Mr. Wills’s shotgun symbolizes the importance of vulnerability in masculine roles. In the beginning of the story, the gun is, in the community’s eyes, an expression of Mr. Wills’s over-the-top masculinity. The narrator’s first description of Mr. Wills’ gun links the weapon to what he perceives as Mr. Wills’ hyper-masculine, irrational anger, as he describes Mr. Wills watching his watermelon patch vigilantly, often with a gun under his arm. By guarding the melon every night with his shotgun, Mr. Wills projects an image of an obsessive and cruel father and husband: the narrator’s parents assume that he is neglecting his sick wife in his vigil over the melon, and the narrator thinks he cares more about the melon than his own daughter. The community furthers this impression by spreading the rumor that he loads his gun with buckshot: they believe that Mr. Wills is so irrationally over-protective of his property that he would kill someone to save a watermelon. Through all this gossip about the gun, the community therefore draws norms around masculinity and concludes that Mr. Wills deviates from those norms.
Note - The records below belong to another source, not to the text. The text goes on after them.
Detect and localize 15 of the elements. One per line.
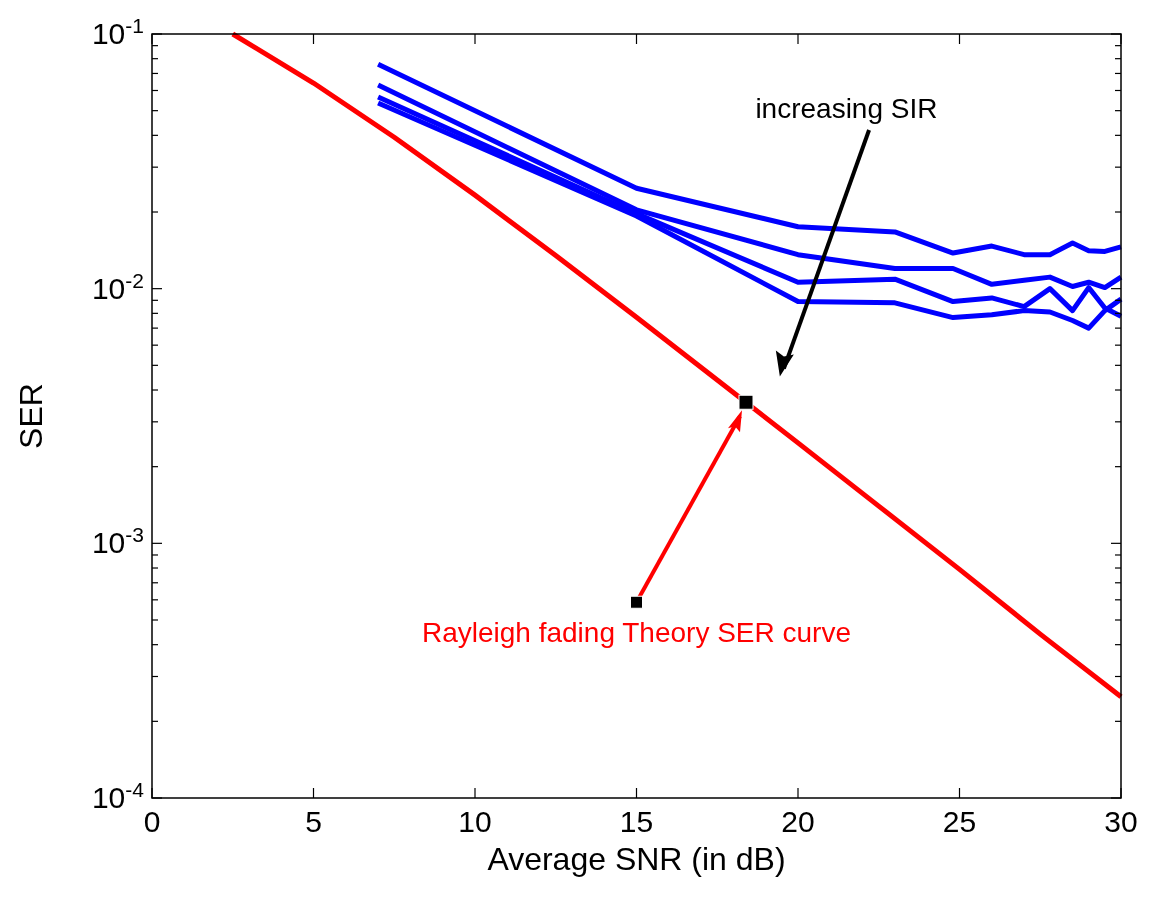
x-tick-label: 30 xyxy=(1104,805,1138,838)
x-axis-title: Average SNR (in dB) xyxy=(487,841,786,877)
x-tick-label: 15 xyxy=(619,805,654,838)
x-tick-label: 20 xyxy=(781,805,815,838)
y-tick-label: 10$^{-1}$ xyxy=(91,13,144,50)
x-tick-label: 25 xyxy=(942,805,977,838)
y-tick-label: 10$^{-3}$ xyxy=(91,522,144,560)
x-tick-label: 5 xyxy=(305,805,322,838)
y-tick-label: 10$^{-4}$ xyxy=(91,777,145,814)
x-tick-label: 10 xyxy=(458,805,492,838)
annotation: increasing SIR xyxy=(755,93,938,124)
x-tick-label: 0 xyxy=(143,805,161,838)
y-tick-label: 10$^{-2}$ xyxy=(91,268,144,305)
annotation: Rayleigh fading Theory SER curve xyxy=(421,617,852,649)
y-axis-title: SER xyxy=(13,383,49,449)
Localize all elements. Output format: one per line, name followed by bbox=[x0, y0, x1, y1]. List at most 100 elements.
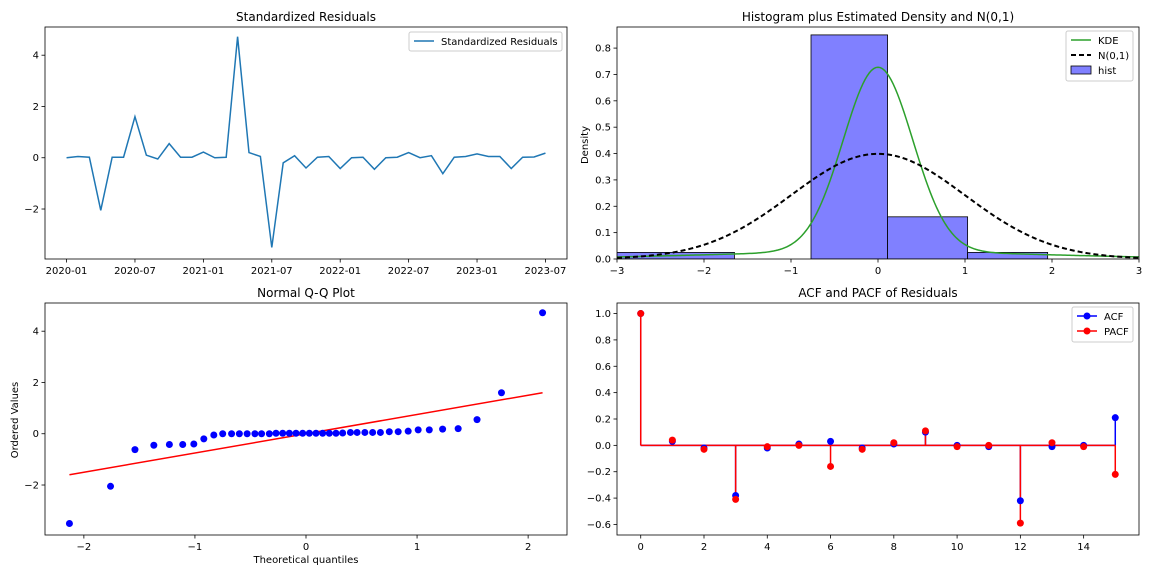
histogram-legend-normal-label: N(0,1) bbox=[1098, 51, 1129, 62]
histogram-kde-line bbox=[617, 66, 1139, 258]
acf-y-tick-label: 1.0 bbox=[595, 309, 611, 320]
residuals-plot-frame bbox=[44, 26, 568, 260]
histogram-y-tick-label: 0.1 bbox=[595, 228, 611, 239]
qq-point bbox=[319, 429, 327, 437]
residuals-y-tick-label: 2 bbox=[33, 102, 39, 113]
qq-point bbox=[361, 428, 369, 436]
residuals-x-tick-label: 2023-01 bbox=[456, 266, 498, 277]
acf-x-tick-label: 14 bbox=[1077, 542, 1090, 553]
acf-y-tick-label: −0.6 bbox=[587, 520, 611, 531]
pacf-marker bbox=[921, 427, 929, 435]
acf-legend: ACF PACF bbox=[1071, 306, 1134, 343]
qq-xlabel: Theoretical quantiles bbox=[252, 555, 358, 566]
residuals-y-tick-label: −2 bbox=[24, 205, 39, 216]
histogram-y-tick-label: 0.0 bbox=[595, 255, 611, 266]
qq-point bbox=[305, 429, 313, 437]
qq-point bbox=[272, 429, 280, 437]
pacf-marker bbox=[668, 436, 676, 444]
qq-point bbox=[439, 425, 447, 433]
qq-ylabel: Ordered Values bbox=[10, 382, 21, 459]
histogram-y-tick-label: 0.8 bbox=[595, 44, 611, 55]
qq-point bbox=[473, 416, 481, 424]
qq-y-tick-label: 0 bbox=[33, 429, 39, 440]
acf-marker bbox=[1016, 497, 1024, 505]
qq-point bbox=[353, 428, 361, 436]
residuals-legend: Standardized Residuals bbox=[408, 31, 563, 52]
histogram-x-tick-label: 2 bbox=[1049, 266, 1055, 277]
qq-point bbox=[251, 430, 259, 438]
qq-point bbox=[179, 441, 187, 449]
pacf-marker bbox=[732, 495, 740, 503]
histogram-legend-kde-label: KDE bbox=[1098, 36, 1119, 47]
histogram-bar bbox=[810, 34, 888, 259]
histogram-bar bbox=[887, 216, 969, 259]
histogram-x-tick-label: −1 bbox=[784, 266, 799, 277]
qq-y-tick-label: 4 bbox=[33, 327, 39, 338]
qq-point bbox=[235, 430, 243, 438]
residuals-y-tick-label: 4 bbox=[33, 51, 39, 62]
histogram-x-tick-label: 1 bbox=[962, 266, 968, 277]
residuals-x-tick-label: 2021-07 bbox=[251, 266, 293, 277]
histogram-normal-line bbox=[617, 152, 1139, 259]
qq-point bbox=[150, 441, 158, 449]
acf-x-tick-label: 2 bbox=[701, 542, 707, 553]
residuals-x-tick-label: 2020-07 bbox=[114, 266, 156, 277]
pacf-marker bbox=[827, 462, 835, 470]
qq-point bbox=[312, 429, 320, 437]
residuals-x-tick-label: 2023-07 bbox=[525, 266, 567, 277]
qq-point bbox=[285, 429, 293, 437]
residuals-panel: Standardized Residuals 2020-01 2020-07 202… bbox=[24, 10, 568, 277]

However, after the watermelon is stolen, the story ties Mr. Wills’s gun to a new expression of vulnerability, bringing him back within the accepted boundaries of masculinity. By “hurling the shotgun over his head” when he realizes the melon is gone, Mr. Wills’ throws away the symbol of overprotection. While the destructive rampage that ensues horrifies the narrator, Mr. Wills ends that destruction by talking quietly and “crying in such strength,” demonstrating a level of vulnerability he had not shown before. Far from ignoring his wife, Mr. Wills reveals that he was protecting the watermelon so diligently because he wanted to give it to her to cheer her up. The gun therefore comes to represent his care for his family. Further, when the narrator confesses, instead of angrily reaching for his gun as the narrator expects, Mr. Wills is vulnerable and honest, communicating his pain at having lost the watermelon and his shame at his own destructive behavior. Finally, by showing the narrator that the gun was really filled with salt pellets the whole time, Mr. Wills proves that he was not being irrationally overprotective, but instead acting within communal norms. By the end of the story, the gun therefore demonstrates Mr. Wills’s model masculinity, one that now expresses vulnerability and care as well as strength.
Shotgun Quotes in The Taste of Watermelon
He broke the shell in his strong fingers and poured the white salt out into his palm.
“You see?” he said.
“Yes, Sir,” I said, taking a deep breath. “I see.”
I went on, then, and the next year started that very day.